In the days of the Moorish government it was allowed for you to buy male slaves
and female slaves here [the Karnatak], and to transport the same, without anyone
preventing that. But now you may not, as long as I am master of these lands, buy
male or female slaves, nor transport them. And in case you were to do the same,
and would want to bring [slaves] aboard, my men will oppose that and prevent it in
all ways and also not allow that they be brought back in your house; this you must
as such observe and comply with.92

92 Contemporary Dutch translation of qaul Shivaji to VOC 26.6 accounting year 1078 (i.e.
1088 A.H.)/26.8.1677, VOC 1339: 1010; a copy of this translation (with two minor errors)
from the Amsterdam Contractboek is published in Heeres, Corpus, 3: 61-5. A somewhat
different version is found in the Zeeland Contractboek. Since many of the local terms differ
between these translations, it is possible that Shivaji’s qaul was issued in two languages
(which was not unusual), possibly Persian or Marathi and a language common in the area,
either Telugu or Tamil, and that the translations are based on different language versions.
Where “Amsterdam” has diwan and kotwal, “Zeeland” has hawaldar and talaiyari respectively.
The latter would seem to be the local language version as the last term is of Tamil origin (see
Yule and Burnell, Hobson-Jobson s.v. Taliar) and hawaldar a Persian term that had come into
general usage along the northern Coromandel coast in the Qutb Shahi period. It is also
possible that when the translation was copied into the Zeeland Contractboek around 1773, the
terms were updated, although this seems far-fetched. The Zeeland Contractboek has for the
above passage: “Before now this land has been among the Moorish dominions [onder 't Moors
gebied] and then you were free to buy and sell male and female slaves, but such shall no
longer be allowed as my people have orders to prevent the same. If you would, however, still
want to do it they will also not allow that you will bring the same [slaves] in your house or
ship, but they will take them take them from you and set them free [op vrije voeten stellen].”

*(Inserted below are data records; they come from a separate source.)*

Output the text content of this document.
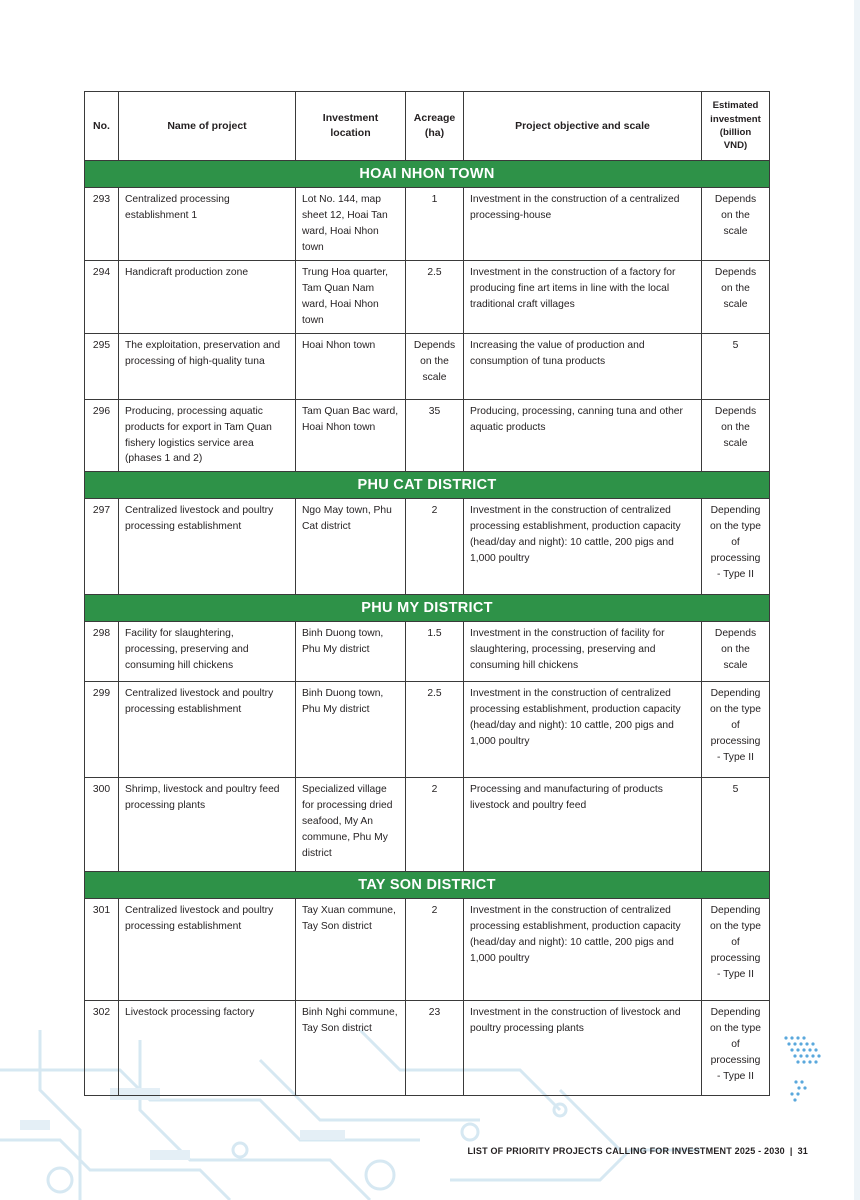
No.	Name of project	Investment location	Acreage (ha)	Project objective and scale	Estimated investment (billion VND)
HOAI NHON TOWN					
293	Centralized processing establishment 1	Lot No. 144, map sheet 12, Hoai Tan ward, Hoai Nhon town	1	Investment in the construction of a centralized processing-house	Depends on the scale
294	Handicraft production zone	Trung Hoa quarter, Tam Quan Nam ward, Hoai Nhon town	2.5	Investment in the construction of a factory for producing fine art items in line with the local traditional craft villages	Depends on the scale
295	The exploitation, preservation and processing of high-quality tuna	Hoai Nhon town	Depends on the scale	Increasing the value of production and consumption of tuna products	5
296	Producing, processing aquatic products for export in Tam Quan fishery logistics service area (phases 1 and 2)	Tam Quan Bac ward, Hoai Nhon town	35	Producing, processing, canning tuna and other aquatic products	Depends on the scale
PHU CAT DISTRICT					
297	Centralized livestock and poultry processing establishment	Ngo May town, Phu Cat district	2	Investment in the construction of centralized processing establishment, production capacity (head/day and night): 10 cattle, 200 pigs and 1,000 poultry	Depending on the type of processing - Type II
PHU MY DISTRICT					
298	Facility for slaughtering, processing, preserving and consuming hill chickens	Binh Duong town, Phu My district	1.5	Investment in the construction of facility for slaughtering, processing, preserving and consuming hill chickens	Depends on the scale
299	Centralized livestock and poultry processing establishment	Binh Duong town, Phu My district	2.5	Investment in the construction of centralized processing establishment, production capacity (head/day and night): 10 cattle, 200 pigs and 1,000 poultry	Depending on the type of processing - Type II
300	Shrimp, livestock and poultry feed processing plants	Specialized village for processing dried seafood, My An commune, Phu My district	2	Processing and manufacturing of products livestock and poultry feed	5
TAY SON DISTRICT					
301	Centralized livestock and poultry processing establishment	Tay Xuan commune, Tay Son district	2	Investment in the construction of centralized processing establishment, production capacity (head/day and night): 10 cattle, 200 pigs and 1,000 poultry	Depending on the type of processing - Type II
302	Livestock processing factory	Binh Nghi commune, Tay Son district	23	Investment in the construction of livestock and poultry processing plants	Depending on the type of processing - Type II
LIST OF PRIORITY PROJECTS CALLING FOR INVESTMENT 2025 - 2030 | 31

https://openaccess.leidenuniv.nl/bitstream/1887/13850/2/Kruijtzer2009-low+resolution+small+file.pdf

nizhal yoddha said...

thank you, julian. this is very interesting information.

souixsie said...

What the article deliberately left unsaid is that this form of slavery still continues in Wyanad today. Christian and Muslim plantation owners, then as now, sexually and materially exploiting the Hindu Adivasis. The otherwise shrill leftists quickly and quietly washed their hands off this matter since it is fellow Abrahamics, and not Hindus, who are the oppressors.